REINALDO AZEVEDO; DANIEL BRAMATTI
DA SUCURSAL DE BRASÍLIA

Há quem veja hoje no país não apenas uma crise da democracia representativa como aposte em que está em curso um processo de regressão social e política como jamais se viu.
A reforma da Previdência e a negociação do Sindicato dos Metalúrgicos de São Paulo são sintomas exemplares disso.
"Não há oposição no Brasil", dispara Olgária Mattos, professora do Departamento de Filosofia, da Faculdade de Filosofia, Letras e Ciências Humanas da USP.
E avança: "Vive-se hoje o fetichismo do número. O próprio Delfim (deputado Delfim Netto, PPB-SP) já disse que os números são como oratória em comício. Prova tudo o que a gente quiser".
Para Olgária, o presidente da CUT, Vicente Paulo da Silva, o Vicentinho, acabou sendo vítima desse "jogo perverso".
A professora avalia que FHC comanda a marcha a ré dos direitos sociais: "Ele é a cara do conservadorismo, que trabalha com as grandes abstrações como o povo, a nação, o Brasil. Não existe o Brasil. Existem os brasileiros".
Olgária avalia que os processos em curso "abolem a dimensão do futuro, que é a dimensão do possível, não do necessário".
Olgária faz um recorte na história contemporânea e registra: "Hoje, quem está organizado é o capital financeiro. Não há mais regras para o acúmulo de capital. Vale tudo. Os trabalhadores estão desorganizados. De que adianta a negociação direta, se só se negocia a perda de direitos?"
E exemplifica com sua própria categoria: "Veja o caso dos professores universitários. Estamos sendo tratados como uma quadrilha. O governo acha que todo professor de terceiro grau é titular da USP. Mentira. A maioria é horista de faculdades particulares e tem de dar aula em três ou quatro escolas para sobreviver. O professor Fernando Henrique deveria honrar a instituição da qual saiu".
O historiador Carlos Guilherme Motta, professor de História Contemporânea e pesquisador do Instituto de Estudos Avançados da USP, recorre a uma categoria de um antigo mestre de FHC, o professor e ex-deputado petista já morto Florestan Fernandes, para fulminar: "Não há avanço nenhum. Essas negociações mostram apenas que o Brasil nem sequer chegou à democracia burguesa. O modelo é autocrático-burguês".
Motta se diz perplexo: "Como é que se tenta voltar a uma situação anterior à Constituição de 1988, conquistada depois de muita luta, inclusive armada?".

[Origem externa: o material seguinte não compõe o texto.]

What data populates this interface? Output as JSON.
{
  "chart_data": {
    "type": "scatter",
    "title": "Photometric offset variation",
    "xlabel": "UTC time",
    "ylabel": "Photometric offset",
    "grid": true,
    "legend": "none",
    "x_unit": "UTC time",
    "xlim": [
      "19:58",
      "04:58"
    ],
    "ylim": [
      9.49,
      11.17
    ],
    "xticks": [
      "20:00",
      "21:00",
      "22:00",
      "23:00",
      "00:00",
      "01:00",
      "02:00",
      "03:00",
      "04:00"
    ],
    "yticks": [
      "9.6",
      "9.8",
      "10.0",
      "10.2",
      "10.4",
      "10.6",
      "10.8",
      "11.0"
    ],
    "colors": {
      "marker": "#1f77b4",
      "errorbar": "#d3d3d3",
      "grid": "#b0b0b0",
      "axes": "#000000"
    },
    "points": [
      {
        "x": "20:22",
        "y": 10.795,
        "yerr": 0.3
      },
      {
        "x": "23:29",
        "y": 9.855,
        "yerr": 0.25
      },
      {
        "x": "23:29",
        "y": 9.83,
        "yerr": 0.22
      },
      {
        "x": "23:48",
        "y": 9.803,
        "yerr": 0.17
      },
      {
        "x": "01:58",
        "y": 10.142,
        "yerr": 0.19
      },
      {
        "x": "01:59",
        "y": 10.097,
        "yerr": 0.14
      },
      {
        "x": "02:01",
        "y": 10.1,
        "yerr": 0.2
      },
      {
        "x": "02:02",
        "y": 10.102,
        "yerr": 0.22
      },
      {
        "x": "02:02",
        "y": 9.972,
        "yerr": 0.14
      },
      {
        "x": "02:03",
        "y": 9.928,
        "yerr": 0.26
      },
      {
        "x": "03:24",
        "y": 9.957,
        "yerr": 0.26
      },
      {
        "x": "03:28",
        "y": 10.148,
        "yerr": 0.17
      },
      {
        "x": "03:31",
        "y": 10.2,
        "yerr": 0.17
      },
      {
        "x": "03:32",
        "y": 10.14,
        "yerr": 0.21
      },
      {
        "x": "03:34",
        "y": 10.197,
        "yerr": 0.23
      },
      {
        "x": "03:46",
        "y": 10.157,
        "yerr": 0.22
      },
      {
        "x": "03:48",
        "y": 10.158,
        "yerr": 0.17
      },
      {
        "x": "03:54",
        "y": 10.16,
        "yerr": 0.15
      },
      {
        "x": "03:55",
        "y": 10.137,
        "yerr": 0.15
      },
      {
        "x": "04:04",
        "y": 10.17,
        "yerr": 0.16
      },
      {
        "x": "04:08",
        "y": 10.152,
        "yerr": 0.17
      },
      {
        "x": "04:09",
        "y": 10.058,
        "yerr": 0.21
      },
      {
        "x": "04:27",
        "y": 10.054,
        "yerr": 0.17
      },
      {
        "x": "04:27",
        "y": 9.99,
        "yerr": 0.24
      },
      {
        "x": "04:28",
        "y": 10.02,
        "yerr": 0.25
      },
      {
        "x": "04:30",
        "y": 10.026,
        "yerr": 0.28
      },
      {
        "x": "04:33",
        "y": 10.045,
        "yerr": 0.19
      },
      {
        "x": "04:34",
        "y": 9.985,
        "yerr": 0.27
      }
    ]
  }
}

E toca numa conhecida tecla: "A desmobilização da memória é um mecanismo clássico de dominação. É preciso que se diga que se chegou a essa Constituição inclusive com a ajuda de Fernando Henrique".
Para Motta, a reforma da Previdência e o acordo tentado pelos metalúrgicos de São Paulo traduzem um recuo "ao capitalismo selvagem, que se aproveita da conjuntura internacional para pôr de joelhos o mundo do trabalho".
E, de professor para professor, manda um recado ao presidente: "Fernando Henrique sabe muito bem que o padrão que precisa ser rompido no Brasil são os mecanismos de acumulação primitiva do capital, e não o da democracia representativa".